Other cancers. Additional cancers reported in individuals with NTHL1 tumor syndrome include urothelial carcinoma of the bladder, unspecified brain tumors, basal cell carcinomas, head and neck squamous cell carcinomas, and hematologic malignancies [Rivera et al 2015, Weren et al 2015, Belhadj et al 2017, Grolleman et al 2019, Beck et al 2022]. Grolleman et al [2019] reported the presence of multiple primary tumors in 16 of 29 individuals (55%). Based on these findings, the cumulative lifetime risk of developing extracolonic cancer by age 60 years was estimated at 35% to 78% (95% CI) [Grolleman et al 2019].

Benign extraintestinal manifestations reported in some individuals include skin hemangiomas, seborrheic keratosis, and intradermal nevi; ovarian and hepatic cysts; and breast papillomas. To date, the number of individuals reported with these features is low and an association with NTHL1 tumor syndrome is unclear.

NTHL1 heterozygotes. To date, there is no evidence that NTHL1 heterozygotes are at increased risk for colorectal cancer [Elsayed et al 2020, Beck et al 2022]. A low-to-moderate increased risk for breast cancer has been reported [Li et al 2021, Nurmi et al 2023]. A previously reported individual with breast cancer had a germline heterozygous NTHL1 variant (NM_002528.6:c.859C>T [p.Gln287Ter]) and loss of heterozygosity in tumor tissue [Nik-Zainal et al 2016, Drost et al 2017].

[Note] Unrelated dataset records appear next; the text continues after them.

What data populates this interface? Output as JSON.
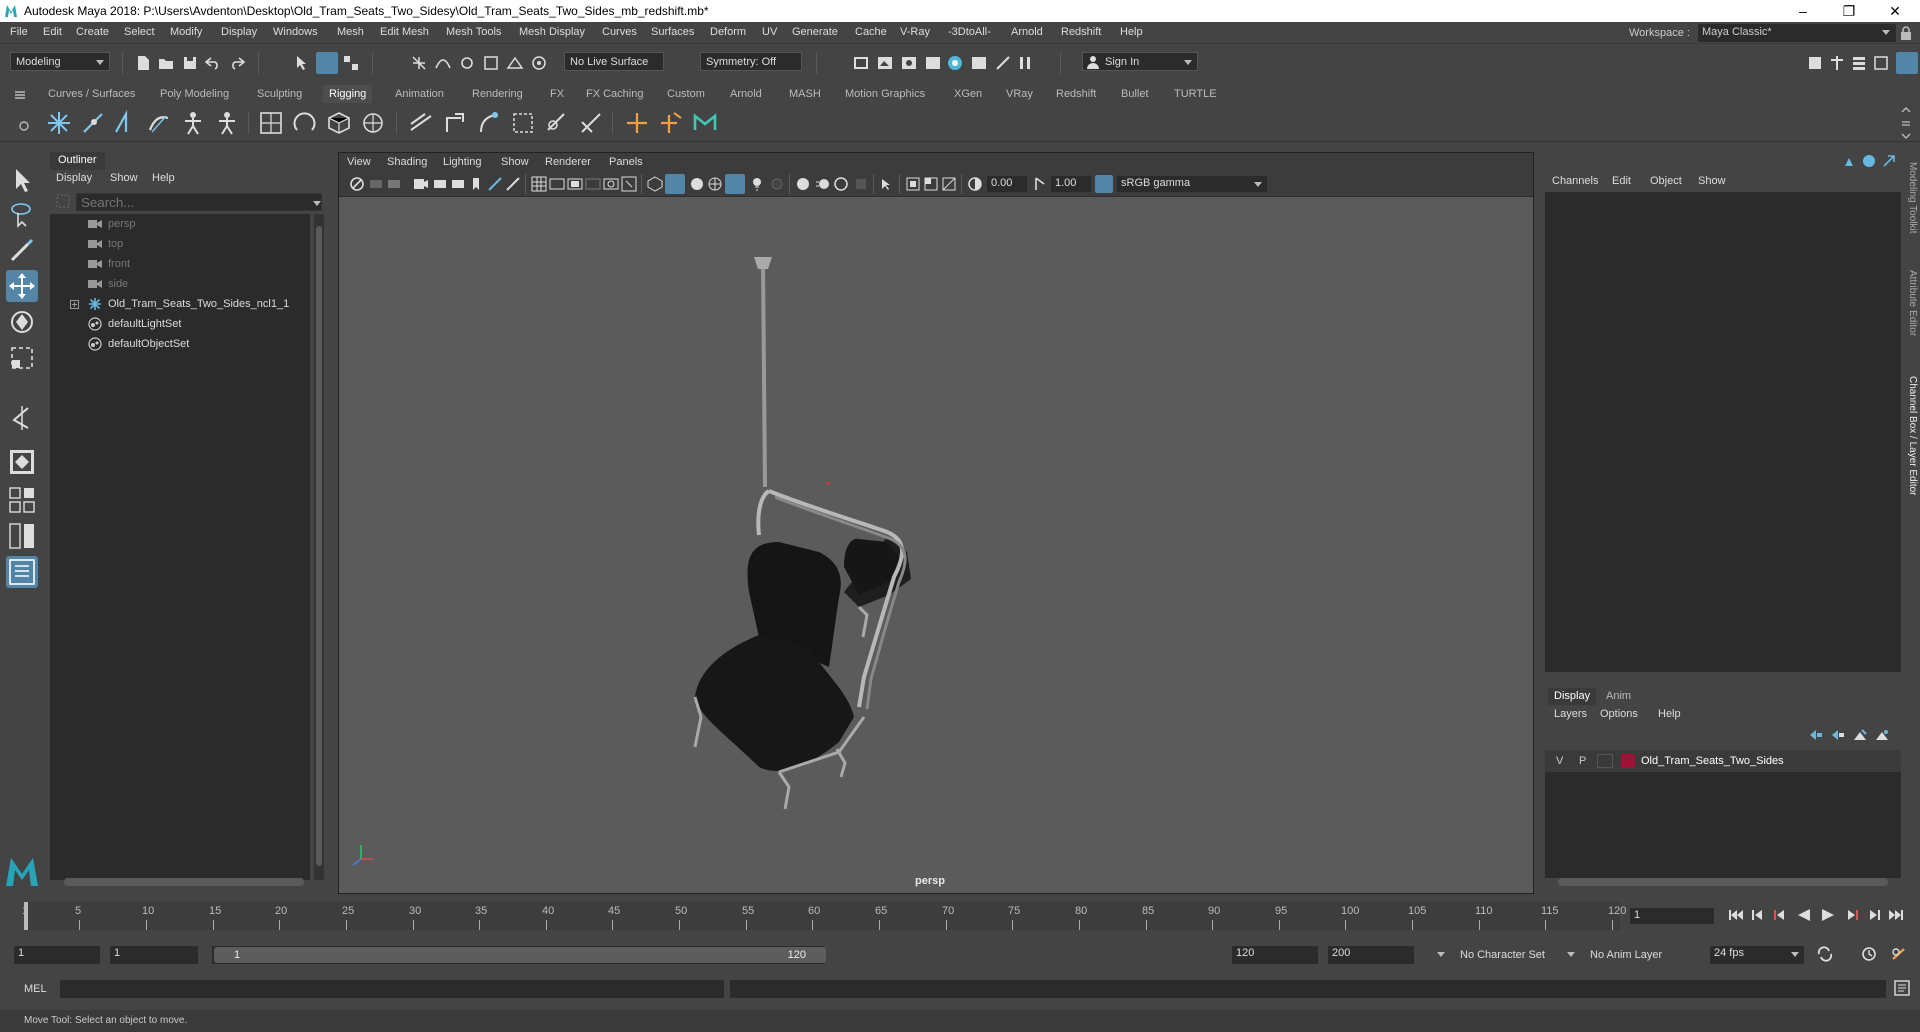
{
  "window": {
    "title": "Autodesk Maya 2018: P:\\Users\\Avdenton\\Desktop\\Old_Tram_Seats_Two_Sidesy\\Old_Tram_Seats_Two_Sides_mb_redshift.mb*",
    "minimize": "‒",
    "maximize": "❐",
    "close": "✕"
  },
  "menubar": {
    "items": [
      "File",
      "Edit",
      "Create",
      "Select",
      "Modify",
      "Display",
      "Windows",
      "Mesh",
      "Edit Mesh",
      "Mesh Tools",
      "Mesh Display",
      "Curves",
      "Surfaces",
      "Deform",
      "UV",
      "Generate",
      "Cache",
      "V-Ray",
      "-3DtoAll-",
      "Arnold",
      "Redshift",
      "Help"
    ],
    "workspace_label": "Workspace :",
    "workspace_value": "Maya Classic*"
  },
  "statusline": {
    "menuset": "Modeling",
    "live_surface": "No Live Surface",
    "symmetry": "Symmetry: Off",
    "sign_in": "Sign In"
  },
  "shelf": {
    "tabs": [
      "Curves / Surfaces",
      "Poly Modeling",
      "Sculpting",
      "Rigging",
      "Animation",
      "Rendering",
      "FX",
      "FX Caching",
      "Custom",
      "Arnold",
      "MASH",
      "Motion Graphics",
      "XGen",
      "VRay",
      "Redshift",
      "Bullet",
      "TURTLE"
    ],
    "active_tab": "Rigging"
  },
  "outliner": {
    "title": "Outliner",
    "menu": [
      "Display",
      "Show",
      "Help"
    ],
    "search_placeholder": "Search...",
    "items": [
      {
        "label": "persp",
        "type": "camera"
      },
      {
        "label": "top",
        "type": "camera"
      },
      {
        "label": "front",
        "type": "camera"
      },
      {
        "label": "side",
        "type": "camera"
      },
      {
        "label": "Old_Tram_Seats_Two_Sides_ncl1_1",
        "type": "group"
      },
      {
        "label": "defaultLightSet",
        "type": "set"
      },
      {
        "label": "defaultObjectSet",
        "type": "set"
      }
    ]
  },
  "viewport": {
    "menu": [
      "View",
      "Shading",
      "Lighting",
      "Show",
      "Renderer",
      "Panels"
    ],
    "exposure": "0.00",
    "gamma": "1.00",
    "colorspace": "sRGB gamma",
    "camera": "persp"
  },
  "channelbox": {
    "menu": [
      "Channels",
      "Edit",
      "Object",
      "Show"
    ],
    "layer_tabs": [
      "Display",
      "Anim"
    ],
    "layer_menu": [
      "Layers",
      "Options",
      "Help"
    ],
    "layer": {
      "v": "V",
      "p": "P",
      "name": "Old_Tram_Seats_Two_Sides",
      "color": "#9e1238"
    }
  },
  "sidetabs": [
    "Modeling Toolkit",
    "Attribute Editor",
    "Channel Box / Layer Editor"
  ],
  "timeslider": {
    "ticks": [
      "1",
      "5",
      "10",
      "15",
      "20",
      "25",
      "30",
      "35",
      "40",
      "45",
      "50",
      "55",
      "60",
      "65",
      "70",
      "75",
      "80",
      "85",
      "90",
      "95",
      "100",
      "105",
      "110",
      "115",
      "120"
    ],
    "current_frame": "1"
  },
  "range": {
    "start": "1",
    "playback_start": "1",
    "slider_start": "1",
    "slider_end": "120",
    "playback_end": "120",
    "end": "200",
    "character_set": "No Character Set",
    "anim_layer": "No Anim Layer",
    "fps": "24 fps"
  },
  "cmdline": {
    "label": "MEL"
  },
  "helpline": {
    "text": "Move Tool: Select an object to move."
  }
}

Genotype-Phenotype Correlations

No clinically relevant genotype-phenotype correlations have been identified.

Nomenclature

This condition has been referred to as NTHL1 polyposis and familial adenomatous polyposis 3 (OMIM 616415), a term that emphasizes the similarity with MUTYH polyposis [Belhadj et al 2017, Groves et al 2019, Valle et al 2019]. Considering the broad tumor spectrum reported in individuals with biallelic NTHL1 pathogenic variants and the fact that the diagnosis has been identified in individuals without CRC and/or (suspected) polyposis, the term NTHL1 tumor syndrome is preferred.

Prevalence

The prevalence of NTHL1 tumor syndrome is unknown. Based on the prevalence of NTHL1 pathogenic variants in the population, it has been estimated that in Europeans, NTHL1 tumor syndrome would occur with a frequency approximately one fifth (1:114,770) that of MUTYH polyposis (1:19,079) [Weren et al 2018].

Evaluations Following Initial Diagnosis

To establish the extent of disease and needs in an individual diagnosed with NTHL1 tumor syndrome, the evaluations summarized in Table 3 (if not performed as part of the evaluation that led to the diagnosis) are recommended.

Treatment of Manifestations

Supportive care to improve quality of life, maximize function, and reduce complications is recommended. This ideally involves multidisciplinary care by specialists in relevant fields (see Table 4). In general, the treatment regarding gastrointestinal tumors is similar to that of familial adenomatous polyposis (FAP) and attenuated familial adenomatous polyposis (AFAP) (see APC-Associated Polyposis Conditions).

Surveillance

To monitor existing manifestations, the individual's response to supportive care, and the emergence of new manifestations, the evaluations summarized in Table 5 are recommended.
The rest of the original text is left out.